Homecoming

Homecoming: Leica Q2

“Your pain is the breaking of the shell that encloses your understanding.”

(Kahil Gibran)


Understanding takes time and space.

And it’s fair to say that I hadn’t planned to be away for so long.

But learning doesn’t happen to a prescribed schedule and I needed to devote some time and space to nurture a different sense of being in the world; to address a shift that I knew was disturbing me, making itself felt, but that I couldn’t quite name.

The energy was fading from my writing and social media, my photography wasn’t as fulfilling as usual and finding my way into day-to-day creativity was becoming a chore. What had once felt life-giving and fundamental started to feel like something I could live without and so this has been a time to retire from my usual busyness. I needed time and space to contemplate and reflect, rather than push on through…

In these moments of shift, it’s not unusual to feel lost. In fact, for anyone interested in growth or development, I encourage it.

I’ve come to know that, when I lose my way, additional information often a distraction. This period of inner work has been a soulful rather than a spatial endeavour and so, rather than reaching outwards for familiar landmarks, I’ve let change emerge from within. It’s been important to endure some of the the pain that Kahil Gibran speaks about, the feeling of new understanding that is achieved by breaking our shells from the inside rather than that of knowledge gained by cracking shells from the outside.

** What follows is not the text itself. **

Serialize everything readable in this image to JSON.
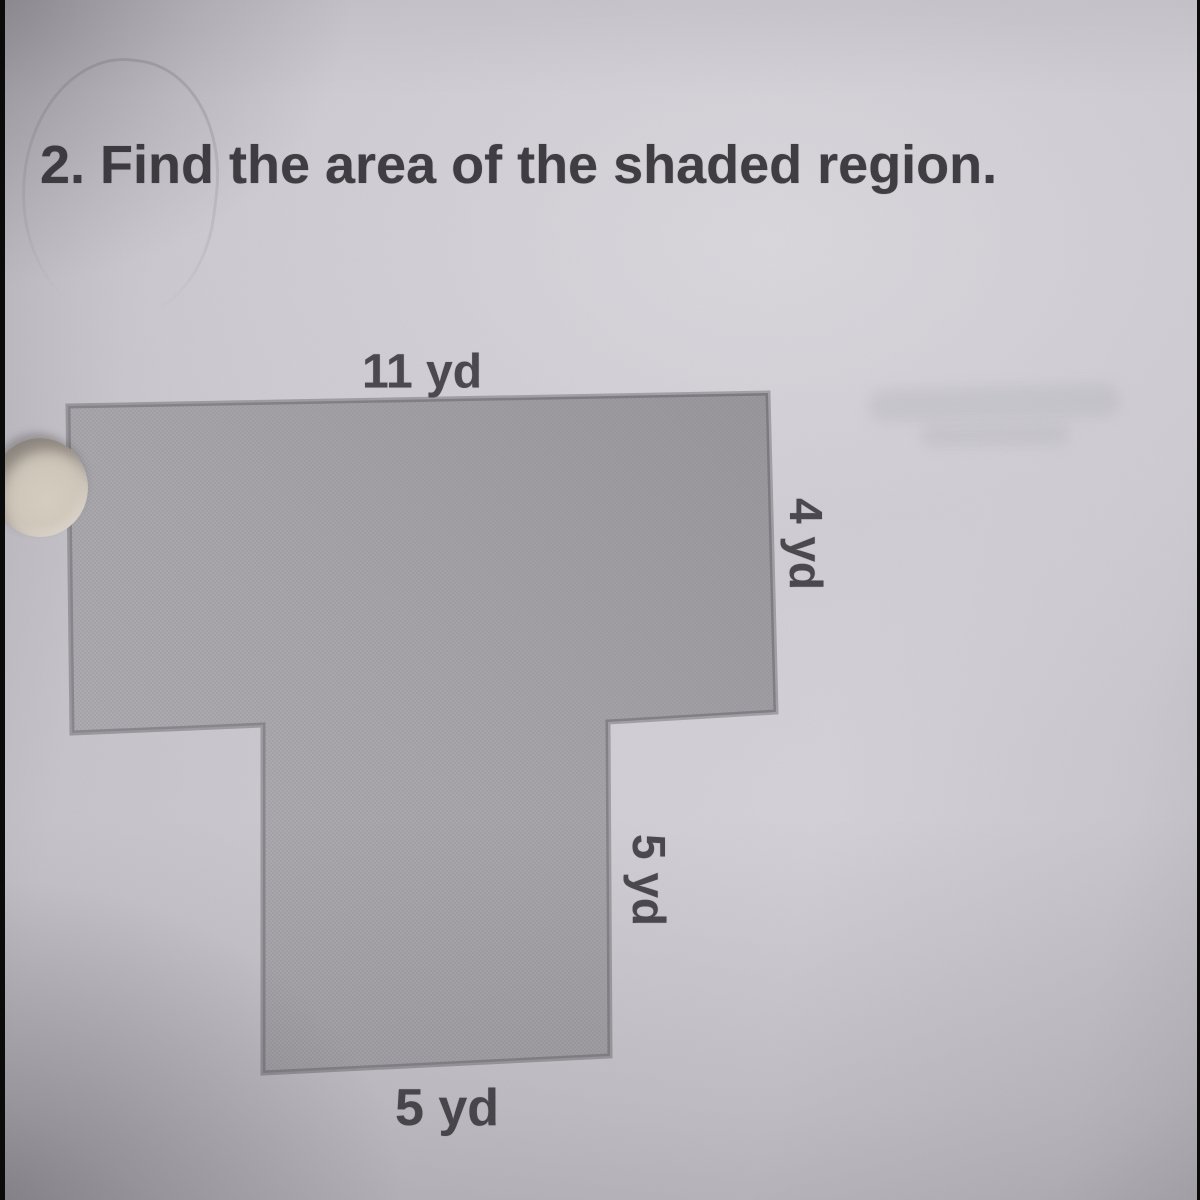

As I’ve wandered around my local heathlands, wolds and fens, I’ve reacquainted myself with my landscape. In turn, the landscape has done it’s work on me. A process that is both physical, embodied and cognitive.

Open skies and distant horizons bring a different appreciation of time and space. The feeling of ‘lost’ seems to arrive with an accompanying sense of ‘home’ as distant horizons and vistas keep me orientated. Rebecca Solnit tells us that blue is the colour of longing for the distances you never arrive in:

“If you can look across the distance without wanting to close it up, if you can bring your own longing in the same way that you own the beauty of that blue that can never be possessed? For something of this longing will, like the blue of distance, only be relocated, not assuaged, by acquisition and arrival, just as mountains cease to be blue when you arrive among them and the blue instead tints the next beyond.”

My local landscape is one of big skies and far horizons and, even in the half-light, when I might not know where I am, the blue distance offers me the energy to commit towards the understanding of wherever it is that I’m going.


Notes:

My opening quotation is from Kahil Gibran’s collection of 26 fables, collected together in ‘The Prophet.’ The book has been translated into more than 100 languages and has never been out of print.

A Field Guide To Getting Lost’ by Rebecca Solnit is an essential read for any wanderer and wonderer!

Although I have enjoyed travelling mostly alone through this rather quiet time, the ability to touch base with friends and colleagues who have helped me think rather than just helped has been invaluable. Please don’t feel tempted do deep work on your own.